Each year communities, churches and clubs hold fall suppers. This is a wonderful practice that has been with us since people began living here. (Aboriginal, First Nations people have elaborate and a rich heritage of "feasting" and anyone who has experience their hospitality will readily witness the change it has had upon them.) As a child in the fifties, I remember these events and how everyone would crowd around long rows of tables in one room schools and church basements and share in miraculous meals. We still do this, but there is a difference and that is what this article is about.

The first "buffet" I saw was probably in the fall of 1957. I have no way of knowing where the custom had originated but it was as foreign as for me to use chop sticks. I can vividly recall my mother, who was never one to hide her opinions, being quite miffed at the process and would for some years there after after, refer to meals served in such a manner in definitely negative terms. The practice was always to "share" the food. Platters, bowls and even roasters were placed on the tables in a pattern and everyone sat down to the meal and the "food was passed around". Just as it would be around the family table, a "sit down" meal. Conversation and banter could flow as things were moved around, the process of sharing was emphasised and you relied on each other and good manners to "pass the potatoes" or "perhaps we could have some buns down here".

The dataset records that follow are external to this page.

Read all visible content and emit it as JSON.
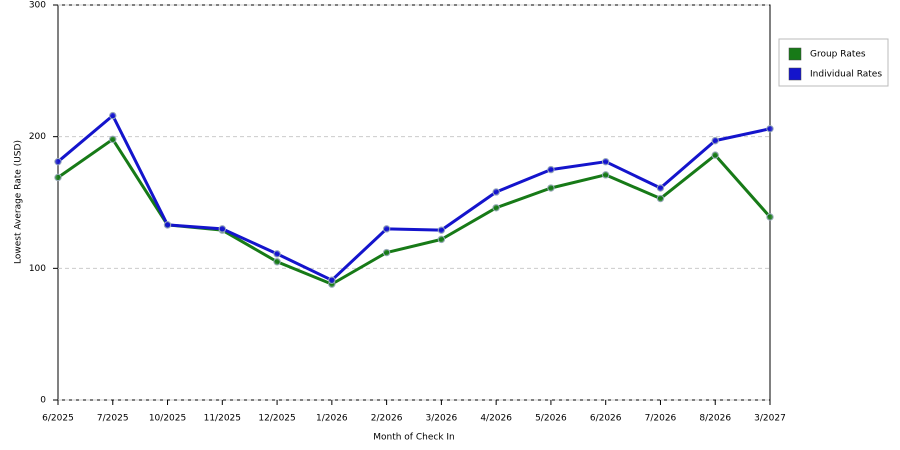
{
  "chart_data": {
    "type": "line",
    "x_label": "Month of Check In",
    "y_label": "Lowest Average Rate (USD)",
    "categories": [
      "6/2025",
      "7/2025",
      "10/2025",
      "11/2025",
      "12/2025",
      "1/2026",
      "2/2026",
      "3/2026",
      "4/2026",
      "5/2026",
      "6/2026",
      "7/2026",
      "8/2026",
      "3/2027"
    ],
    "series": [
      {
        "name": "Group Rates",
        "color": "#177a17",
        "values": [
          169,
          198,
          133,
          129,
          105,
          88,
          112,
          122,
          146,
          161,
          171,
          153,
          186,
          139
        ]
      },
      {
        "name": "Individual Rates",
        "color": "#1414cc",
        "values": [
          181,
          216,
          133,
          130,
          111,
          91,
          130,
          129,
          158,
          175,
          181,
          161,
          197,
          206
        ]
      }
    ],
    "ylim": [
      0,
      300
    ],
    "yticks": [
      0,
      100,
      200,
      300
    ],
    "grid": true,
    "legend": "right"
  }
}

The buffet is as uncivilised as livestock at a oat bin in the barn, or in the pen beside it, yet this practice has been with us now for decades, so that almost everyone considers it the only way to do things. When there are more people then table space, we even do it in our own homes with "family". We are missing something here and size of gatherings does not matter.

Between Kennedy and Kipling in Saskatchewan's South East, there is a Presbyterian Hungarian community called Beckavar. As a child I can remember being at several weddings at their huge hall. Johnny and Joe Yukaz, my cousin Ken and there were others, these were events a person would not forget. The food was just slightly exotic to my English background and just thinking of it has me licking my lips. Mashed potatoes in wash tubs or preserving boilers, whole legs of beef, pastries as light as feathers piled on platters the size of a croakinow board glistening white with icing sugar. Johnny and Joe's weddings were huge affairs with perhaps three hundred people. And everyone, moms, dads, kids and aging uncles and aunts, all sat down together, and "passed the potatoes".

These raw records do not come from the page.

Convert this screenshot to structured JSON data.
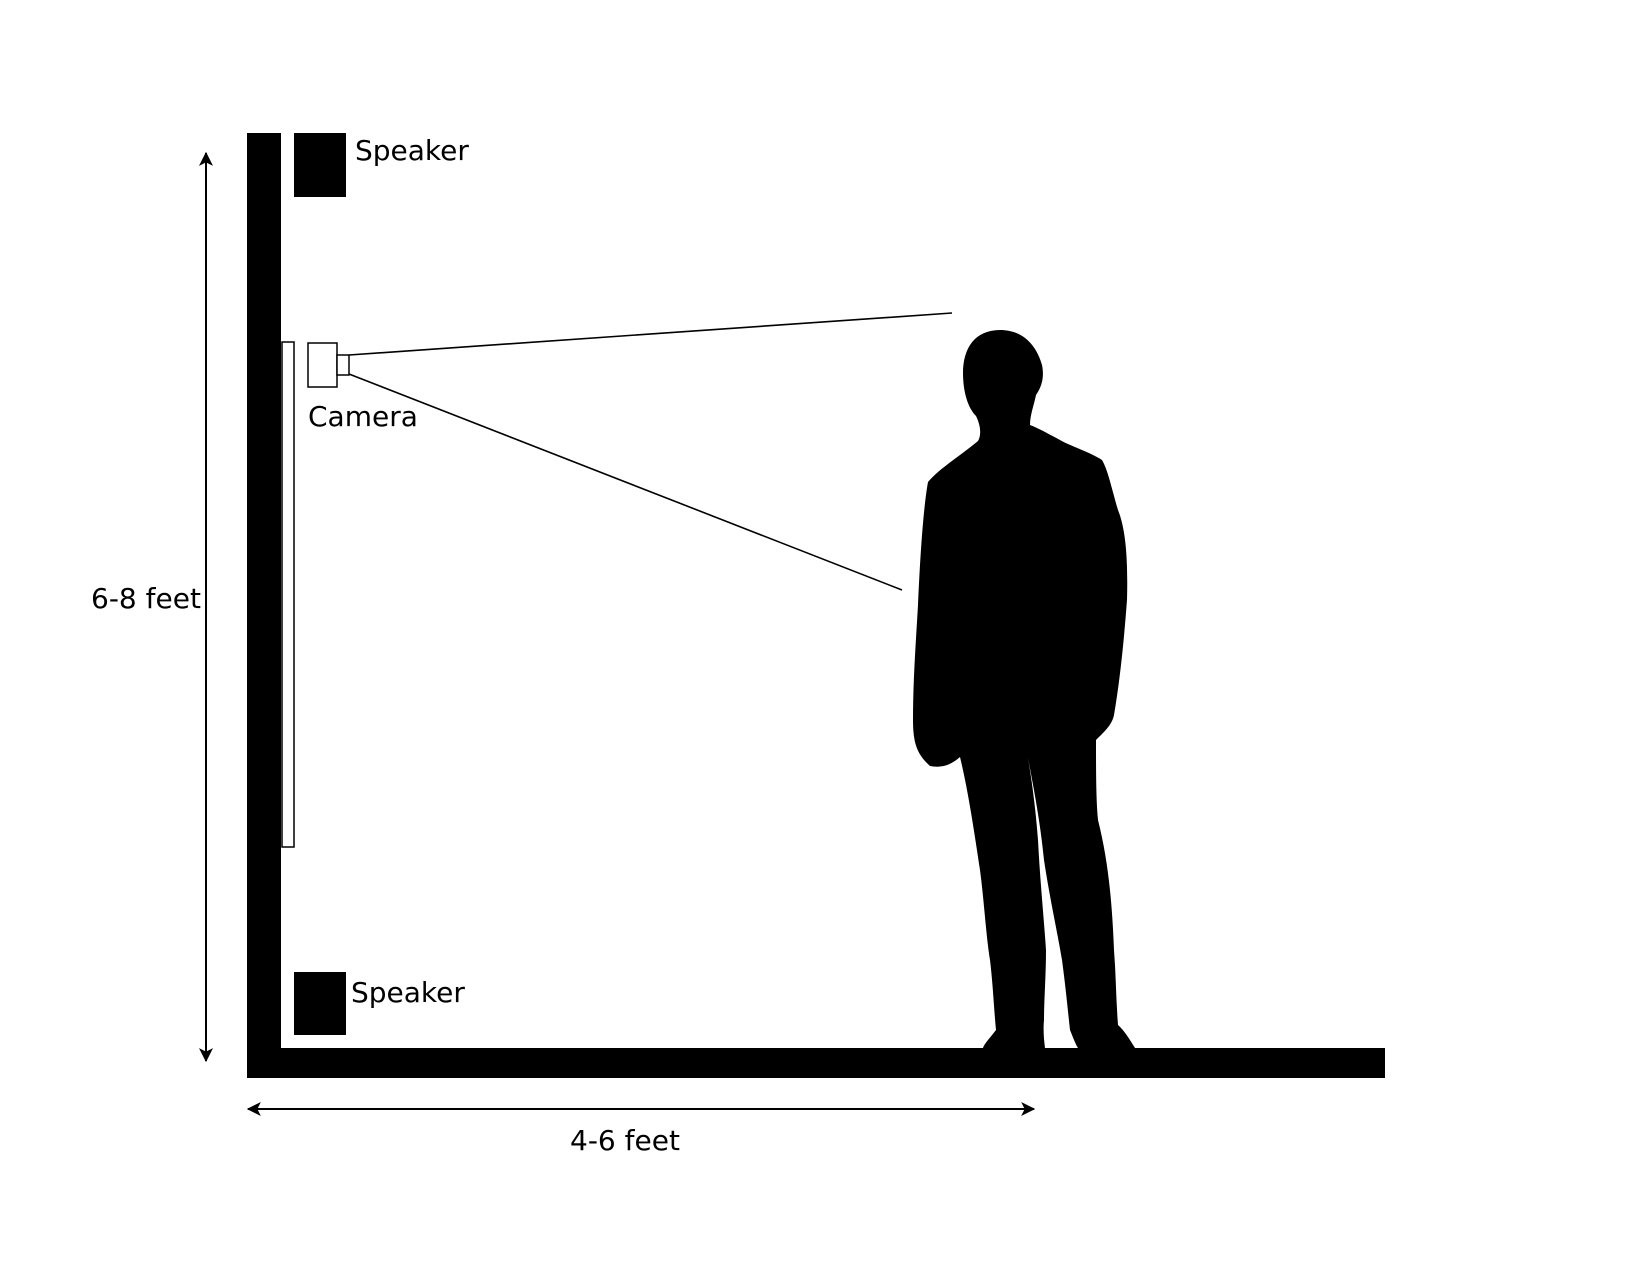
{
  "labels": {
    "speaker_top": "Speaker",
    "speaker_bottom": "Speaker",
    "camera": "Camera",
    "height_dimension": "6-8 feet",
    "distance_dimension": "4-6 feet"
  },
  "colors": {
    "ink": "#000000",
    "background": "#ffffff"
  }
}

Size and convenience have nothing to do with the emergence of this weird and cold buffet custom, but rather detachment is at the root of this sustaining custom. You stand in line like cows waiting for the bull and horned prime animals to take there turn at the food table, then you make your way to your eating place where nothing is "passed", you can make polite conversation but if not, fine. This is not the way things were or should be. If you are planning a supper, remember what fall suppers once were and put the food on the table and let folks "pass the potatoes."